Страница 60 из 61
Миновав величественную липовую аллею, автобус остановился на просторной и чистенькой площади. Полная, с короной роскошной каштановой косы на красивой головке кондуктор ласково улыбнулась ему и сказала приятным грудным голосом:
— Оце вам и е Дубиивка.
Василий Тимофеевич поблагодарил, попрощался и вышел на залитую вечереющим солнцем площадь. С минуту постояв и осмотревшись, он взял в левую руку небольшой саквояж и черную с гнутым концом палку и, резко поскрипывая протезами обеих ног, пошел к братской могиле. Она возвышалась в вечернее небо высоким гранитным обелиском в самом центре площади. Вокруг могилы за ажурной металлической оградой теснились молодые белоствольные березки, а чуть поодаль, в углах, склоняли к надгробью поникшие ветви плакучие ивы. Василий Тимофеевич обошел могилу вокруг, докурил и старательно затушил сигарету, снял серую с порыжевшими полями шляпу и тихо зашел за изгородь. Он долго стоял, вздыхая, перед обелиском, потом поставил к скамье саквояжик и сел, неловко выкинув негнущиеся ноги. Вся могила была усыпана цветами. Василий Тимофеевич улыбнулся.
— Не забывают, чтут, цветов-то эвон сколько, и все свеженькие, — прошептал про себя взволнованно, — тюльпаны, пионы, розы...
На окутанное сизоватой дымкой село, на цветущие сады и зеленую леваду плавно опускались душистые майские сумерки. Из соснового бора, подковой сжавшего село, потянуло прогретой хвоей и густым смолянистым духом. Уже догорела и погасла темно-пурпурная полоска увядшей зари, сумерки сгустились и стали темно-синими, белые хаты порозовели и, переходя в темно-малиновый расплывчатый цвет, медленно блекли и гасли, словно прятались в густой зелени цветущих садов, а Василий Тимофеевич сидел, окаменев, только вздыхал.
В звенящем воздухе, заглушив собою все запахи дня, повис густой, дурманящий аромат цветущего жасмина. Темнеющее небо заполнили кружащиеся над кленами хрущи, их монотонная легкая музыка становилась все гуще, гуще и скоро поглотила собою все звуки.

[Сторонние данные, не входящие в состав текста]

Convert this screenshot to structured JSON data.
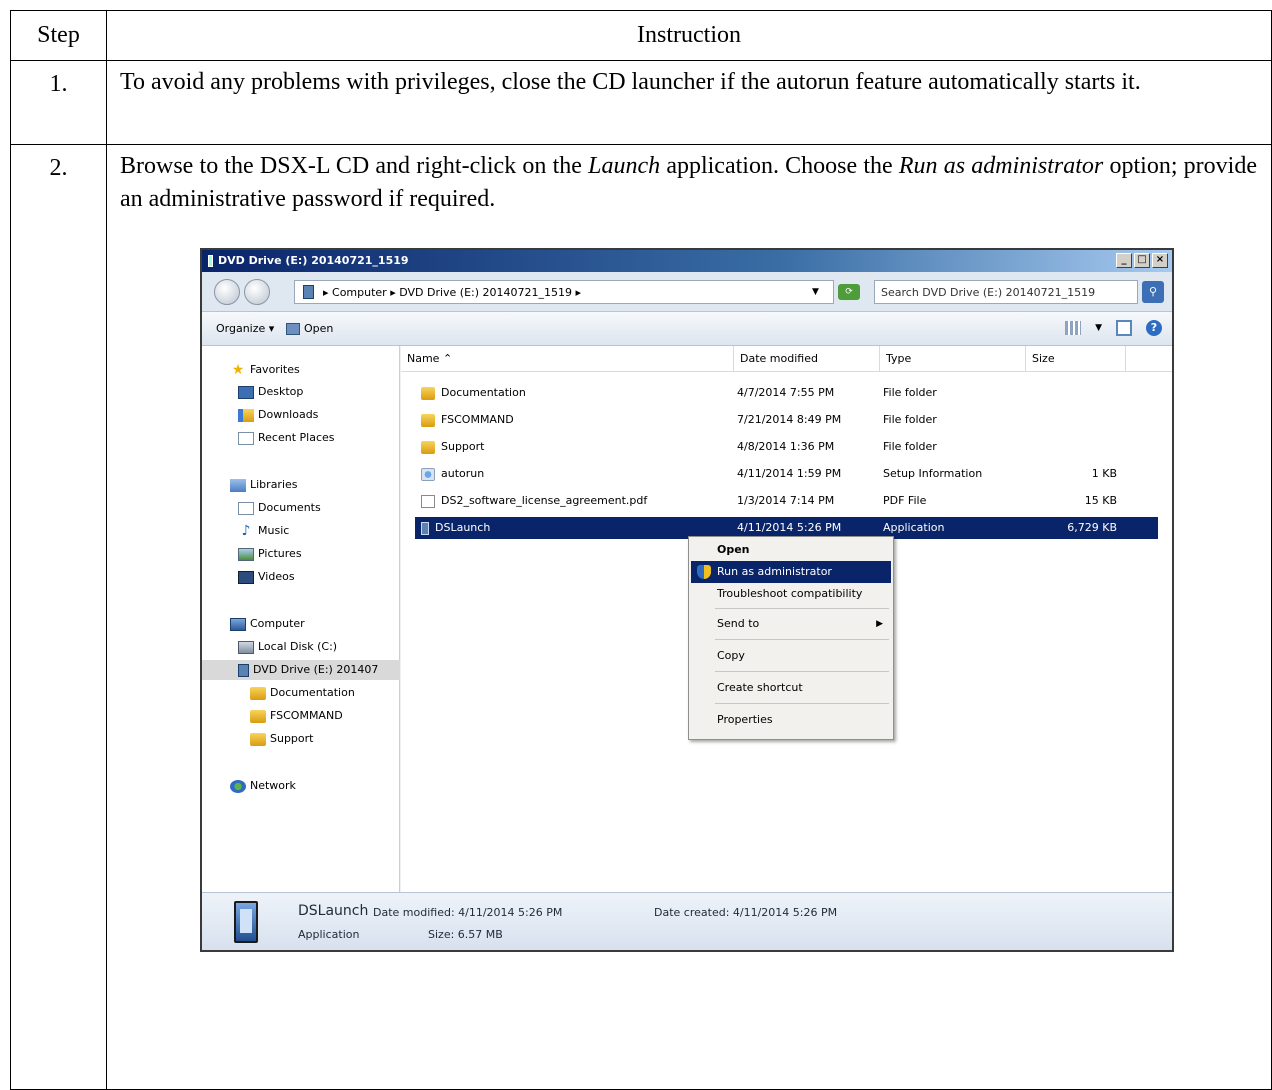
{
  "table": {
    "header_step": "Step",
    "header_instruction": "Instruction",
    "rows": [
      {
        "step": "1.",
        "text": "To avoid any problems with privileges, close the CD launcher if the autorun feature automatically starts it."
      },
      {
        "step": "2.",
        "text_part1": "Browse to the DSX-L CD and right-click on the ",
        "text_italic1": "Launch",
        "text_part2": " application.  Choose the ",
        "text_italic2": "Run as administrator",
        "text_part3": " option; provide an administrative password if required."
      }
    ]
  },
  "explorer": {
    "title": "DVD Drive (E:) 20140721_1519",
    "window_buttons": [
      "_",
      "□",
      "×"
    ],
    "address": "▸ Computer ▸ DVD Drive (E:) 20140721_1519 ▸",
    "search_placeholder": "Search DVD Drive (E:) 20140721_1519",
    "toolbar": {
      "organize": "Organize ▾",
      "open": "Open"
    },
    "nav": {
      "favorites": "Favorites",
      "desktop": "Desktop",
      "downloads": "Downloads",
      "recent": "Recent Places",
      "libraries": "Libraries",
      "documents": "Documents",
      "music": "Music",
      "pictures": "Pictures",
      "videos": "Videos",
      "computer": "Computer",
      "local_disk": "Local Disk (C:)",
      "dvd_drive": "DVD Drive (E:) 201407",
      "sub_documentation": "Documentation",
      "sub_fscommand": "FSCOMMAND",
      "sub_support": "Support",
      "network": "Network"
    },
    "columns": {
      "name": "Name ⌃",
      "date": "Date modified",
      "type": "Type",
      "size": "Size"
    },
    "files": [
      {
        "name": "Documentation",
        "date": "4/7/2014 7:55 PM",
        "type": "File folder",
        "size": ""
      },
      {
        "name": "FSCOMMAND",
        "date": "7/21/2014 8:49 PM",
        "type": "File folder",
        "size": ""
      },
      {
        "name": "Support",
        "date": "4/8/2014 1:36 PM",
        "type": "File folder",
        "size": ""
      },
      {
        "name": "autorun",
        "date": "4/11/2014 1:59 PM",
        "type": "Setup Information",
        "size": "1 KB"
      },
      {
        "name": "DS2_software_license_agreement.pdf",
        "date": "1/3/2014 7:14 PM",
        "type": "PDF File",
        "size": "15 KB"
      },
      {
        "name": "DSLaunch",
        "date": "4/11/2014 5:26 PM",
        "type": "Application",
        "size": "6,729 KB"
      }
    ],
    "context_menu": {
      "open": "Open",
      "run_as_admin": "Run as administrator",
      "troubleshoot": "Troubleshoot compatibility",
      "send_to": "Send to",
      "copy": "Copy",
      "create_shortcut": "Create shortcut",
      "properties": "Properties"
    },
    "details": {
      "name": "DSLaunch",
      "date_modified": "Date modified: 4/11/2014 5:26 PM",
      "date_created": "Date created: 4/11/2014 5:26 PM",
      "type": "Application",
      "size": "Size: 6.57 MB"
    }
  }
}
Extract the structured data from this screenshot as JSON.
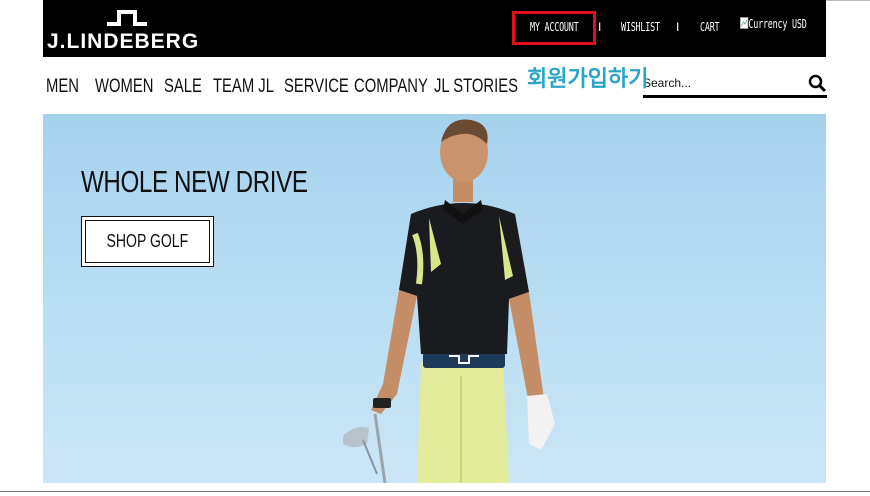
{
  "brand": {
    "logo_text": "J.LINDEBERG"
  },
  "utility_nav": {
    "my_account": "MY ACCOUNT",
    "wishlist": "WISHLIST",
    "cart": "CART",
    "separator": "I",
    "currency_alt": "Currency",
    "currency_value": "USD"
  },
  "main_nav": [
    "MEN",
    "WOMEN",
    "SALE",
    "TEAM JL",
    "SERVICE",
    "COMPANY",
    "JL STORIES"
  ],
  "overlay_text": "회원가입하기",
  "search": {
    "placeholder": "Search..."
  },
  "hero": {
    "title": "WHOLE NEW DRIVE",
    "cta_label": "SHOP GOLF"
  },
  "colors": {
    "topbar": "#000000",
    "highlight_box": "#e0111b",
    "overlay_text": "#2aa5c8",
    "sky": "#b7dcf2"
  }
}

Василий Тимофеевич Долгов узнавал и не узнавал эти места. Сорок лет прошло с тех пор, как он был здесь. Срок немалый, целая человеческая жизнь. Да и был он тут зимой, в декабре сорок третьего, а теперь май благоухает. Но время не властно стереть из его памяти ни одной минуты прошлого. Он живо и ярко видит и тот холодный дождливый декабрь, и себя, восемнадцатилетнего, в длинной не по росту шинели, и свой пулеметный батальон, отбивающий яростные атаки стиснутого в кольцо противника, слышит голоса своих друзей, спящих вечным сном под этим гранитым обелиском. И весь он в этот звонкий вечер в неотразимой власти прошлого; и монотонное гудение майских хрущей не мешает ему ни вспоминать, ми думать. И странное чувство испытывает Василий Тимофеевич, будто он — это совсем не он, а другой кто-то, а он, настоящий, тут, с ними, с друзьями фронтовыми, под тяжелым серым гранитом. И имя его золотыми буквами высечено рядом с их именами — Долгов Василий Тимофеевич, младший сержант, 1925 года рождения. Все правильно, кроме того, что жив он, сидит вот на скамейке у братской могилы и слушает тишину майского вечера, и думает, думает.

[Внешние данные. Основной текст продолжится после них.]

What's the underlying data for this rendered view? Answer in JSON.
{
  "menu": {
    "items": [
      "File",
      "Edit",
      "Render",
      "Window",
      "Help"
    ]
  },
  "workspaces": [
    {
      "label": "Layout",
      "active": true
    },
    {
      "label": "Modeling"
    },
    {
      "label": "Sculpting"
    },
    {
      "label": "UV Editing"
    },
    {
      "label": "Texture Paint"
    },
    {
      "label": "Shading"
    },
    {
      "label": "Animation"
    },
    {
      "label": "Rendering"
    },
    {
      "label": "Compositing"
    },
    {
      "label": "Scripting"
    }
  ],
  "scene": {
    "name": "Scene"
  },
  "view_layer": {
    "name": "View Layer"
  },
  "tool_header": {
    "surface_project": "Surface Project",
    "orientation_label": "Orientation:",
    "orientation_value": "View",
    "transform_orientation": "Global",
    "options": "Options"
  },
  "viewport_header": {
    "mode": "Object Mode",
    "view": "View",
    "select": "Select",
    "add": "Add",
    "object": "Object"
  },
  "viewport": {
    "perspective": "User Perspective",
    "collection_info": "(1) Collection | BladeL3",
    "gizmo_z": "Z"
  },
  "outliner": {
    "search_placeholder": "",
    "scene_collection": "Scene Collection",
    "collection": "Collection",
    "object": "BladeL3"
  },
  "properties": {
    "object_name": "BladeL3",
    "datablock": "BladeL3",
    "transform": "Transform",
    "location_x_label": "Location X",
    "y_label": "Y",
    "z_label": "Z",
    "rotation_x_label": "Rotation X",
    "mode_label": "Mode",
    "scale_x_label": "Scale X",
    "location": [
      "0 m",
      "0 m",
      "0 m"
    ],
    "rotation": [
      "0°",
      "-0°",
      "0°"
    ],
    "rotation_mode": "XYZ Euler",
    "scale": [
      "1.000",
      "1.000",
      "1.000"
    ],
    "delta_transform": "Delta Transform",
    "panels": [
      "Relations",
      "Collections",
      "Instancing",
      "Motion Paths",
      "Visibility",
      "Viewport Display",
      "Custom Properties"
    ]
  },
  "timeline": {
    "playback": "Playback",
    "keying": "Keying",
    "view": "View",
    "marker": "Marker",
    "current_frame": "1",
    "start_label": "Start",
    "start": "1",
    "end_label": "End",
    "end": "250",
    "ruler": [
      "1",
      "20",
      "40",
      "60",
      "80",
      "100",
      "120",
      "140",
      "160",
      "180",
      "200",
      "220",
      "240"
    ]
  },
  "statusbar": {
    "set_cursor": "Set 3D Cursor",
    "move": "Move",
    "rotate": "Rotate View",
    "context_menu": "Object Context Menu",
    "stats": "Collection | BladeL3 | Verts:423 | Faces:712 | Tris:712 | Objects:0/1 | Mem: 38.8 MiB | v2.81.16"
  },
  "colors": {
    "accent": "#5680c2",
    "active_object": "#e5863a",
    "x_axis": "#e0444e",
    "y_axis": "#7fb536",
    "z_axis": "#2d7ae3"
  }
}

...В тот день лил холодный дождь. Набухшая земля уже не впитывала влагу, и холодная бурая вода заполняла все ложбинки. Окопы захлестывало водой. А оттуда, где слипается низкое небо с дымящейся землей, быстро увеличиваясь в размерах, ползут и ползут рогатые каски. Вот они поднимаются в полный рост и, дико горланя, бегут на окопы, и пулеметчики опять густым настильным огнем пришивают их намертво к земле. Крупная вражеская группировка была наглухо отрезана от своих основных частей и рвалась соединиться с ними. Ее отчаянный натиск сдерживал один пулеметный батальон. Шестьсот вторая дивизия была где-то на подходе. Горячий, огненный был день.

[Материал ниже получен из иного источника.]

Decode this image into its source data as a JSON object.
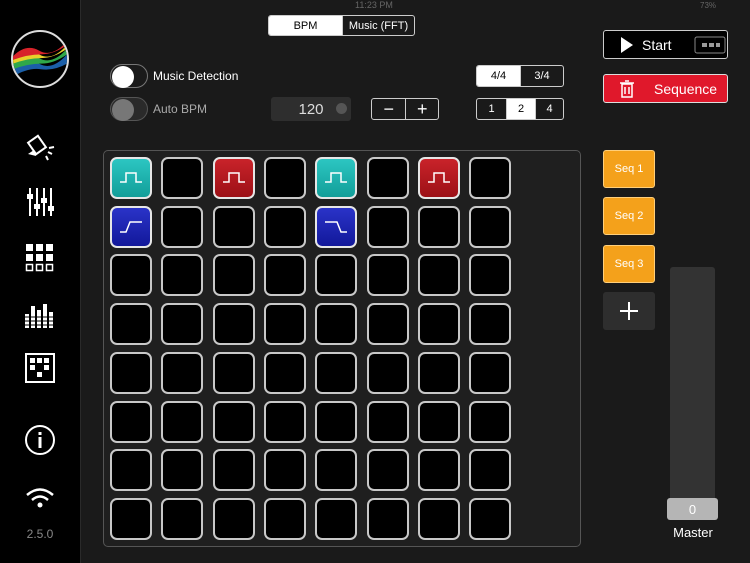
{
  "status_bar": {
    "time": "11:23 PM",
    "battery": "73%"
  },
  "sidebar": {
    "logo": "rainbow-wave-logo",
    "items": [
      {
        "icon": "paint-bucket-icon"
      },
      {
        "icon": "mixer-sliders-icon"
      },
      {
        "icon": "grid-icon"
      },
      {
        "icon": "equalizer-bars-icon"
      },
      {
        "icon": "sequence-grid-icon"
      },
      {
        "icon": "info-icon"
      },
      {
        "icon": "wifi-icon"
      }
    ],
    "version": "2.5.0"
  },
  "mode_tabs": {
    "options": [
      "BPM",
      "Music (FFT)"
    ],
    "selected": "BPM"
  },
  "music_detection": {
    "label": "Music Detection",
    "on": false
  },
  "auto_bpm": {
    "label": "Auto BPM",
    "on": false
  },
  "bpm": {
    "value": "120",
    "minus": "−",
    "plus": "+"
  },
  "time_signature": {
    "options": [
      "4/4",
      "3/4"
    ],
    "selected": "4/4"
  },
  "subdivision": {
    "options": [
      "1",
      "2",
      "4"
    ],
    "selected": "2"
  },
  "start_button": {
    "label": "Start"
  },
  "sequence_button": {
    "label": "Sequence"
  },
  "sequences": [
    {
      "label": "Seq 1"
    },
    {
      "label": "Seq 2"
    },
    {
      "label": "Seq 3"
    }
  ],
  "add_sequence": "+",
  "master": {
    "value": "0",
    "label": "Master"
  },
  "colors": {
    "teal": "#1db3af",
    "red": "#b81a20",
    "blue": "#1d24b5",
    "orange": "#f4a11b",
    "sequence_red": "#e0182b"
  },
  "grid": {
    "rows": 8,
    "cols": 8,
    "cells": [
      {
        "row": 0,
        "col": 0,
        "color": "teal",
        "pattern": "square-pulse"
      },
      {
        "row": 0,
        "col": 2,
        "color": "red",
        "pattern": "square-pulse"
      },
      {
        "row": 0,
        "col": 4,
        "color": "teal",
        "pattern": "square-pulse"
      },
      {
        "row": 0,
        "col": 6,
        "color": "red",
        "pattern": "square-pulse"
      },
      {
        "row": 1,
        "col": 0,
        "color": "blue",
        "pattern": "ramp-up"
      },
      {
        "row": 1,
        "col": 4,
        "color": "blue",
        "pattern": "ramp-down"
      }
    ]
  }
}
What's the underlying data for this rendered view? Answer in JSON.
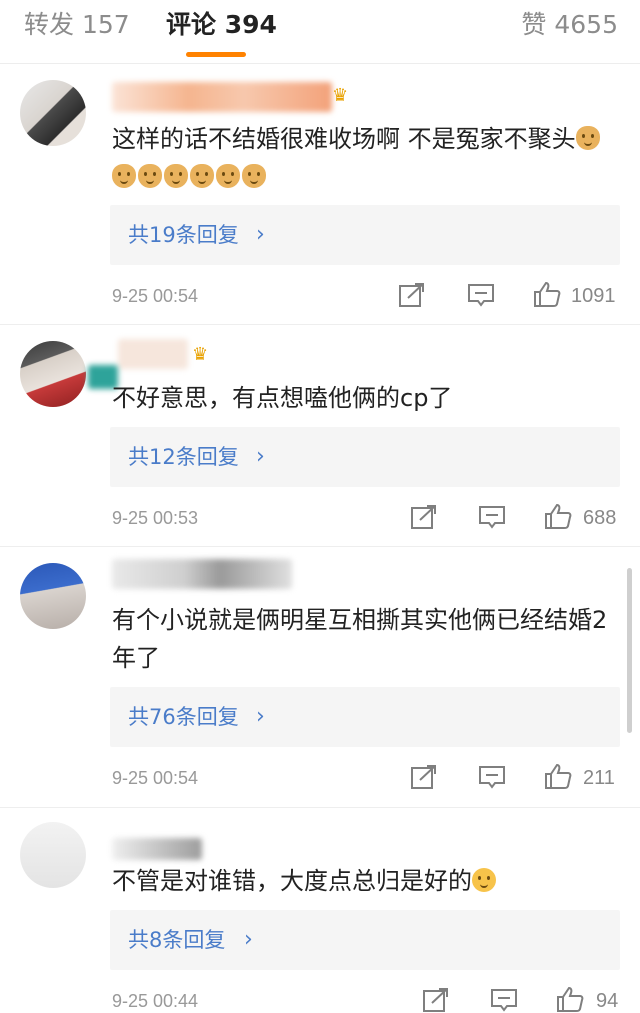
{
  "tabs": {
    "repost": "转发 157",
    "comments": "评论 394",
    "likes": "赞 4655"
  },
  "colors": {
    "accent": "#ff8200",
    "link": "#4a7cc9"
  },
  "comments": [
    {
      "text": "这样的话不结婚很难收场啊 不是冤家不聚头",
      "emoji_count": 7,
      "emoji": "dog-face-emoji",
      "replies_label": "共19条回复",
      "time": "9-25 00:54",
      "likes": "1091"
    },
    {
      "text": "不好意思，有点想嗑他俩的cp了",
      "replies_label": "共12条回复",
      "time": "9-25 00:53",
      "likes": "688"
    },
    {
      "text": "有个小说就是俩明星互相撕其实他俩已经结婚2年了",
      "replies_label": "共76条回复",
      "time": "9-25 00:54",
      "likes": "211"
    },
    {
      "text": "不管是对谁错，大度点总归是好的",
      "emoji": "smile-emoji",
      "replies_label": "共8条回复",
      "time": "9-25 00:44",
      "likes": "94"
    }
  ],
  "chevron": "›"
}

Они отбили четыре диких атаки. В кожухах кипела вода. Мокрые все были, как черти, и пар от каждого клубами валил. Уже задрожали прошитые дождем ранние декабрьские сумерки, когда от околицы села, от леса, неистово воя и расшвыривая траками мокрую землю, на окопы батальона полезли четыре «тигра» и два «фердинанда». Головной «тигр» загорелся в пяти метрах от окопов — Коля Васильченко угостил его связкой гранат. Остальные шарахнулись назад и, искусно маневрируя, били по окопам прямой наводкой. Снаряды рвались на каждом метре. Земля вздыбилась. Стало темно. Снаряд разорвался позади пулеметной ячейки. Долгову перебило осколками обе ноги и оторвало правую руку. Позвал Колю Васильченко. Молчит. Подполз к нему. Готов парень. А «тигры» уже близко. Пополз, как ящерица, и упал в окоп. Кровь из ран хлещет, а над головой гусеницы грохочут — «тигр» окоп утюжит, земля стоном стонет, и машинное масло на лицо капает. Истек бы он там кровью, если бы не Вася Килин. Подполз он к нему, тоже раненый, но все же, скрипя зубами, перевязал ноги и обрубок руки и потащил. Дышит хрипло, свистяще, но тащит. До овражка, до спасения, было рукой подать, а Килин вдруг споткнулся, оседать как-то неловко стал и рухнул, раскинув руки. Ночь опустилась на степь ветреная, темная, страшная. Стихли последние голоса, и остался он один, умирающий, рядом с мертвыми. И страшно тогда ему стало. Человек силен, когда он не один, тогда он все может, а одному — каюк, пропадет один...
...Уже растаяли в душистых сумерках и дальние улочки, и лес, и левада, в темно-бархатном осевшем небе загорелись первые яркие звезды. Подстригая остроконечные кроны пирамидальных тополей, низко и величаво поплыла полная луна. На ярко освещенной сельской площади становилось оживленнее. В сельском ресторане «Дубок» весело вспыхнули люстры, их вздрагивающий, шевелящийся свет протянулся длинными полосами через всю площадь. Из распахнутых настежь окон вместе с потоками этого веселого света хлынула на площадь быстрая и тоже веселая музыка. Василий Тимофеевич непроизвольно вздохнул. Видели бы ребята, какая красивая жизнь течет в том селе, где они умерли, безусые, восемнадцатилетние. Коля Васильченко загорюнился перед тем боем. «Чего вздыхаешь, Коля, и с лица невесел?» — спросил он его. «Да вот думаю: бой скоро, — отвечает он, — а я ведь девчонки не поцеловал ни разу, убьют и не узнаю, что это за штука такая — поцелуй девичий..» И смеется, а глаза печальные.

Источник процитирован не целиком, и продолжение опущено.